3.3.4 Этап поддерживающей терапии

В настоящее время рядом крупных многоцентровых исследований показано значение поддерживающей терапии, назначаемой после 1-й или 2-й ауто-ТГСК. При этом в качестве терапевтических препаратов рассматриваются бортезомиб** в дозе 1,3 мг/м² каждые 2 нед. в течение 2 лет или до прогрессии и леналидомид** в дозе 10 - 15 мг/сут в течение 1 - 2 лет или до прогрессии. Исследовательские центры представляют убедительные данные по увеличению показателей ВБП, ВДП и ОВ.

- Для пациентов ММ в возрасте до 65 лет, а также пациентам 65 - 70 лет с хорошим соматическим статусом без тяжелых сопутствующих заболеваний, ответивших на индукционную терапию бортезомибом** (достигнута по крайней мере ЧР после 4 - 6 циклов бортезомибсодержащей терапии), после выполнения ВДХТ, одной или тандемной ауто-ТГСК и консолидирующей терапии (если она проводилась) рекомендуется проведение поддерживающей терапии бортезомибом** в дозе 1,3 мг/м² каждые 2 нед в течение 2 лет или до прогрессии с целью подавления пролиферации остаточного клона опухолевых клеток и предупреждения рецидива заболевания [52].

Уровень убедительности рекомендаций - A (уровень достоверности доказательств - 2)

Комментарий: согласно IMWG поддерживающая терапия бортезомибом** целесообразна только в случаях достижения ответа на препарат на этапе индукции, однако длительное применение препарата после ауто-ТГСК (в течение 2 лет) потребует редукции дозы препарата у 1/3 пациентов. Группа HOVON показала, что поддерживающая терапия бортезомибом** после ауто-ТГСК эффективна у пациентов с del17p.

- Для пациентов ММ в возрасте до 65 лет, а также пациентам 65 - 70 лет с хорошим соматическим статусом без тяжелых сопутствующих заболеваний после выполнения ВДХТ, одной или тандемной ауто-ТГСК и консолидирующей терапии (если она проводилась), рекомендуется проведение поддерживающей терапии леналидомидом** в дозе 10 - 15 мг/сут в течение 1 - 2 лет или до прогрессии с целью подавления пролиферации остаточного клона опухолевых клеток и предупреждения рецидива заболевания [53 - 55].

Уровень убедительности рекомендаций - A (уровень достоверности доказательств - 2)

Комментарий: роль поддерживающей терапии леналидомидом** после ауто-ТГСК оценена в 3 крупных рандомизированных плацебоконтролируемых исследованиях. Во всех исследованиях медиана длительности поддерживающей терапии леналидомидом** составила 1 - 2 года.
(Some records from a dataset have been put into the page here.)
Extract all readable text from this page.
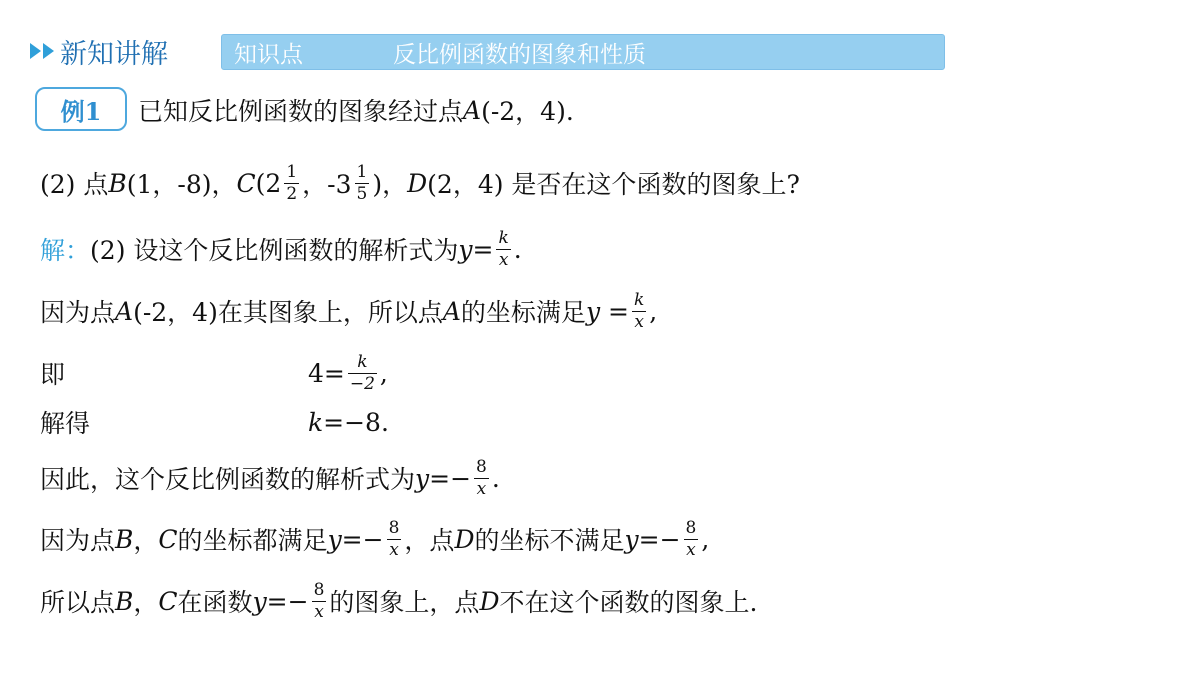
新知讲解	知识点	反比例函数的图象和性质
例1	已知反比例函数的图象经过点 A (-2，4).
(2) 点 B (1，-8)， C ($2 \frac{1}{2}$ ，$-3 \frac{1}{5}$ )， D (2，4) 是否在这个函数的图象上?
解 ： (2) 设这个反比例函数的解析式为 $y= \frac{k}{x}$ .
因为点 A (-2，4)在其图象上，所以点 A 的坐标满足 $y = \frac{k}{x}$ ,
即	$4= \frac{k}{-2}$ ,
解得	k =−8.
因此，这个反比例函数的解析式为 $y=- \frac{8}{x}$ .
因为点 B ， C 的坐标都满足 $y=- \frac{8}{x}$ ，点 D 的坐标不满足 $y=- \frac{8}{x}$ ,
所以点 B ， C 在函数 $y=- \frac{8}{x}$ 的图象上，点 D 不在这个函数的图象上.
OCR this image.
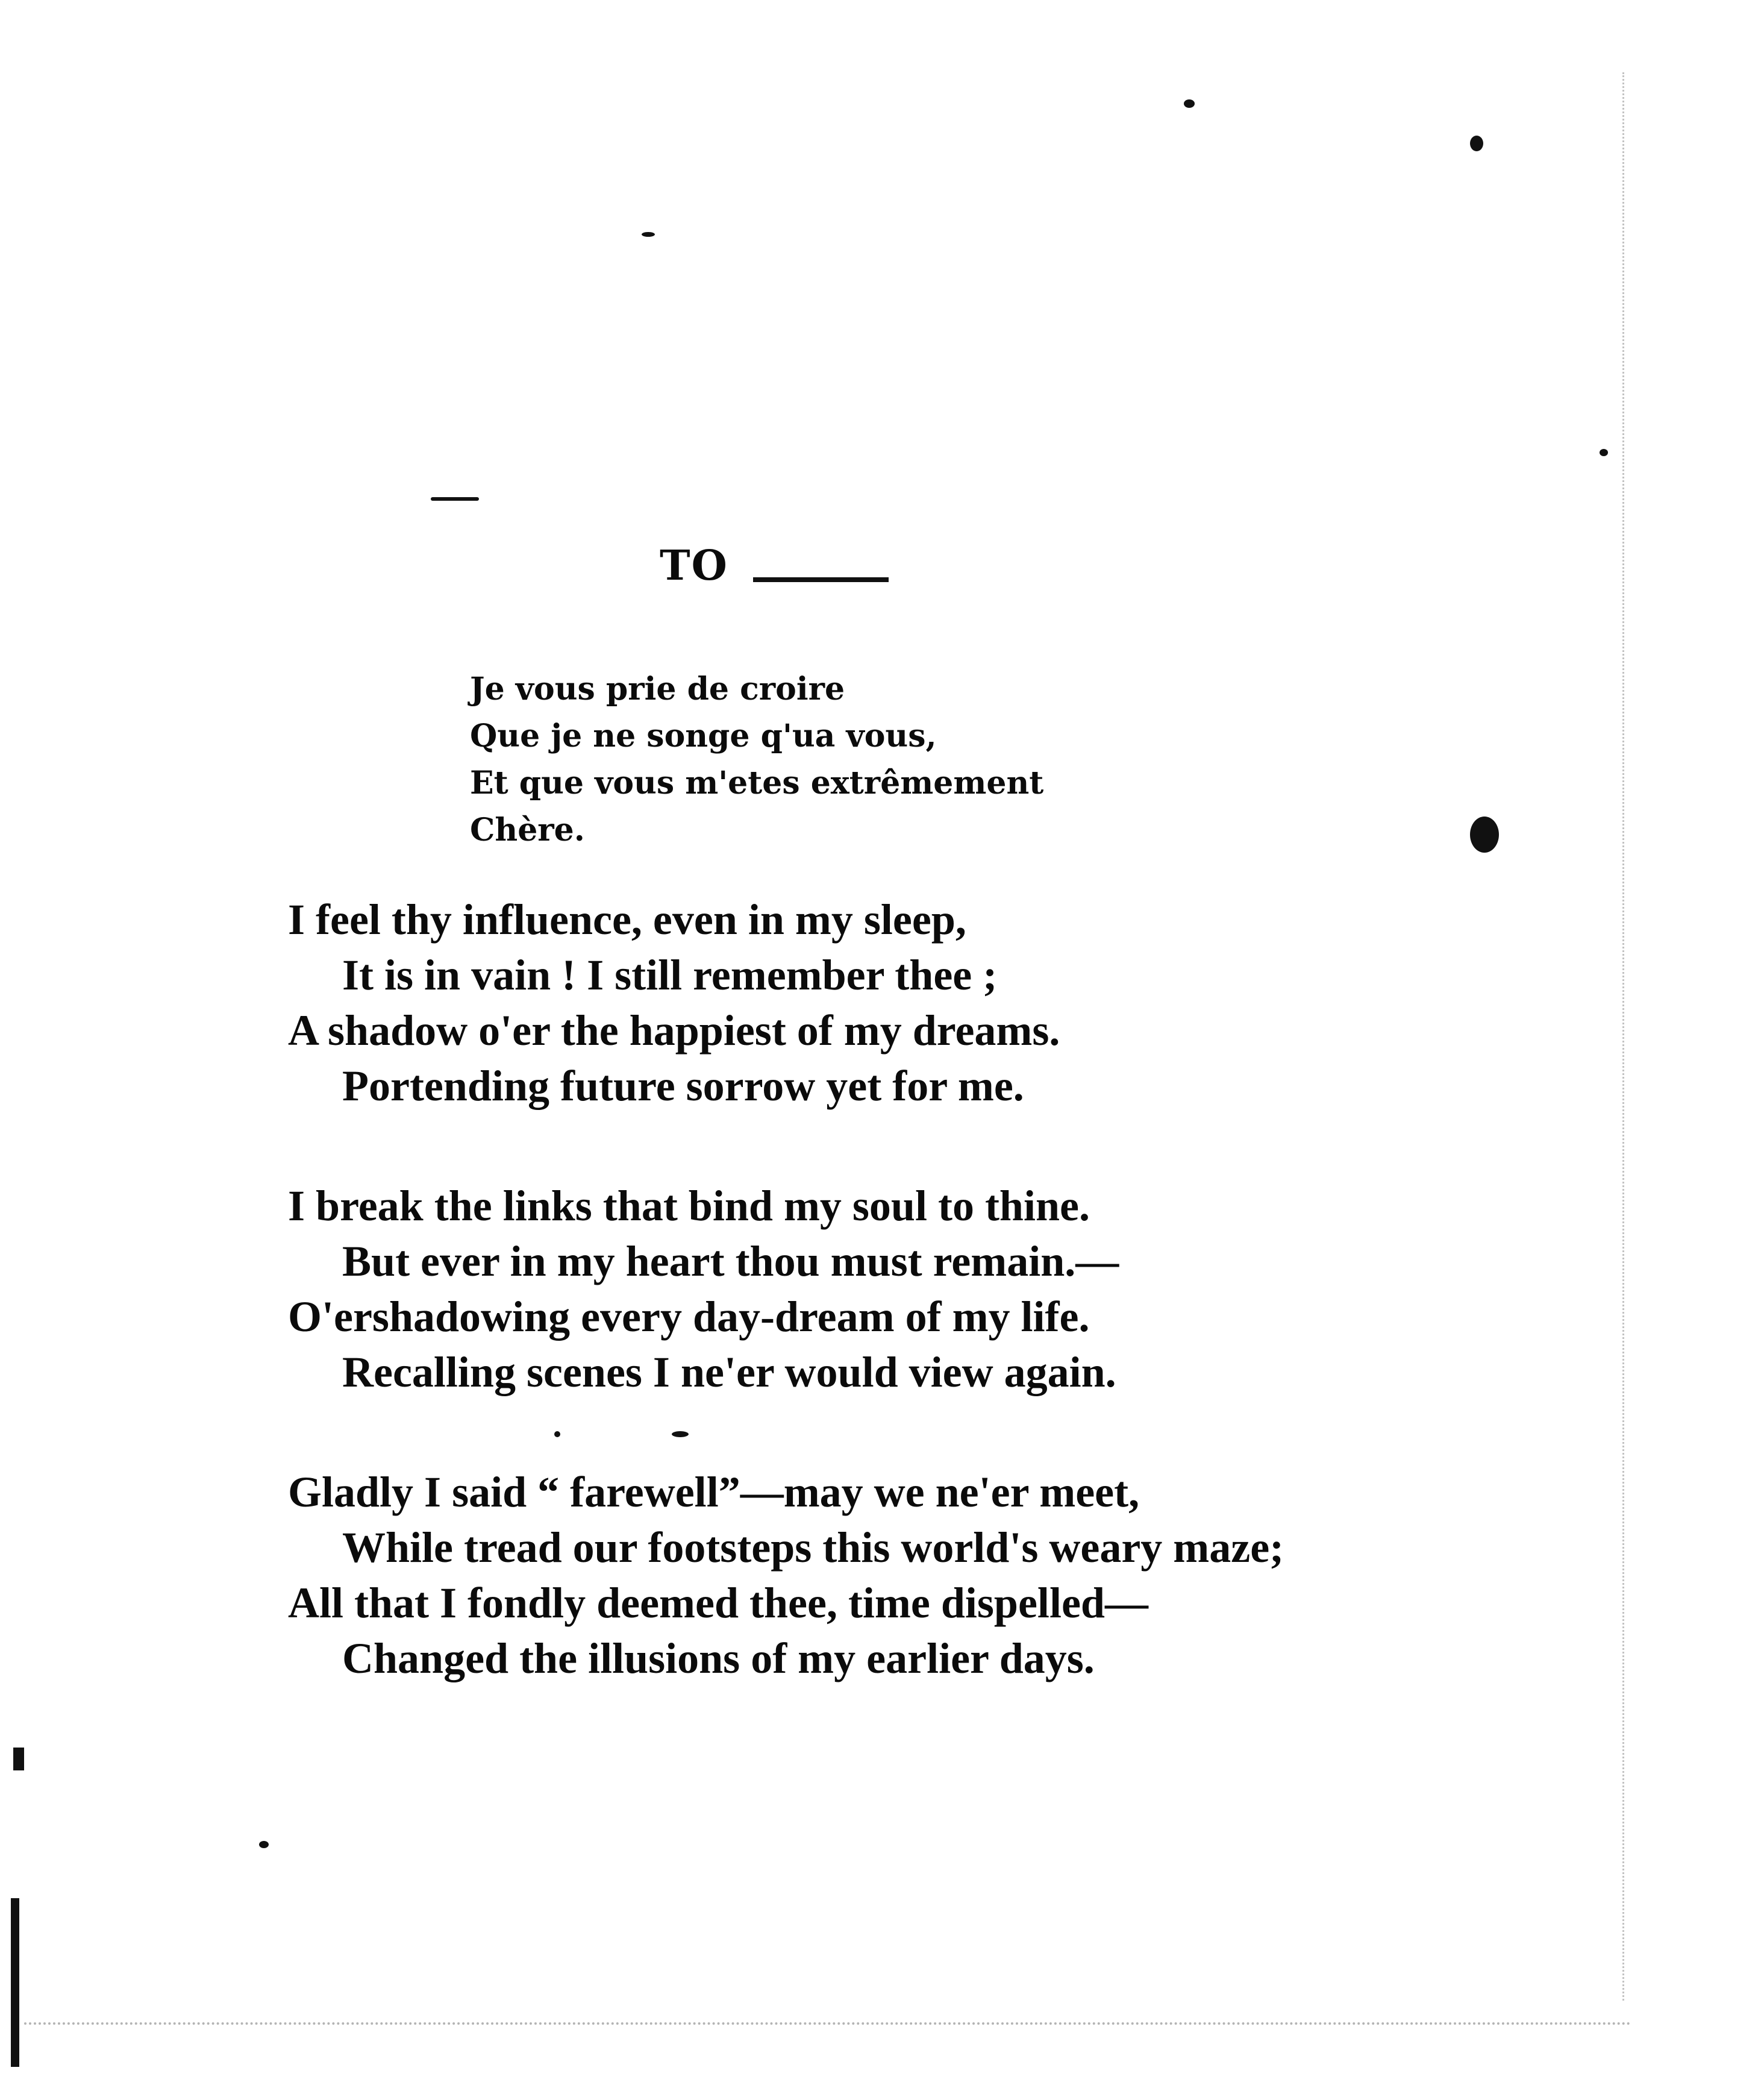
TO
Je vous prie de croire
Que je ne songe q'ua vous,
Et que vous m'etes extrêmement
Chère.
I feel thy influence, even in my sleep,
It is in vain ! I still remember thee ;
A shadow o'er the happiest of my dreams.
Portending future sorrow yet for me.
I break the links that bind my soul to thine.
But ever in my heart thou must remain.—
O'ershadowing every day-dream of my life.
Recalling scenes I ne'er would view again.
Gladly I said “ farewell”—may we ne'er meet,
While tread our footsteps this world's weary maze;
All that I fondly deemed thee, time dispelled—
Changed the illusions of my earlier days.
При оценке эффективности поддерживающей терапии леналидомидом** по сравнению с плацебо были показаны удвоение ВБП, снижение риска прогрессирования заболевания на 50%, а исследование CALGB 100104 подтвердило улучшение показателей ОВ. Поддерживающая терапия леналидомидом** сопровождается удовлетворительной переносимостью с умеренной гематологической токсичностью без увеличения случаев нейротоксических, тромботических и инфекционных осложнений. Однако вероятность возникновения вторых опухолей на фоне длительного приема леналидомида** заставляет врачей и пациентов взвешивать достоинства поддерживающей терапии леналидомидом** по отношению к низкому, но все же имеющему значение риску вторых опухолей. В метаанализе всех рандомизированных исследований, сравнивающих леналидомид** с плацебо, который был представлен на конгрессе ASCO 2016, M. Attal и соавт. показали, что использование поддерживающей терапии леналидомидом** после ауто-ТГСК имело 2,5-летнее преимущество над плацебо, и это преимущество превышало риск развития вторых опухолей.

После ауто-ТГСК поддерживающую терапию рекомендуется назначать через 90 - 100 дней после переливания стволовых клеток. Предварительно проводится обследование пациента для подтверждения сохраняющегося противоопухолевого ответа и отсутствия прогрессирования заболевания.

В центрах, где есть возможность проводить иммунофенотипирование или секвенирование нового поколения клеток костного мозга, целесообразно выполнять мониторинг МОБ у пациентов, достигших ПР. Возможно, именно результаты МОБ повлияют на тактику посттрансплантационной терапии.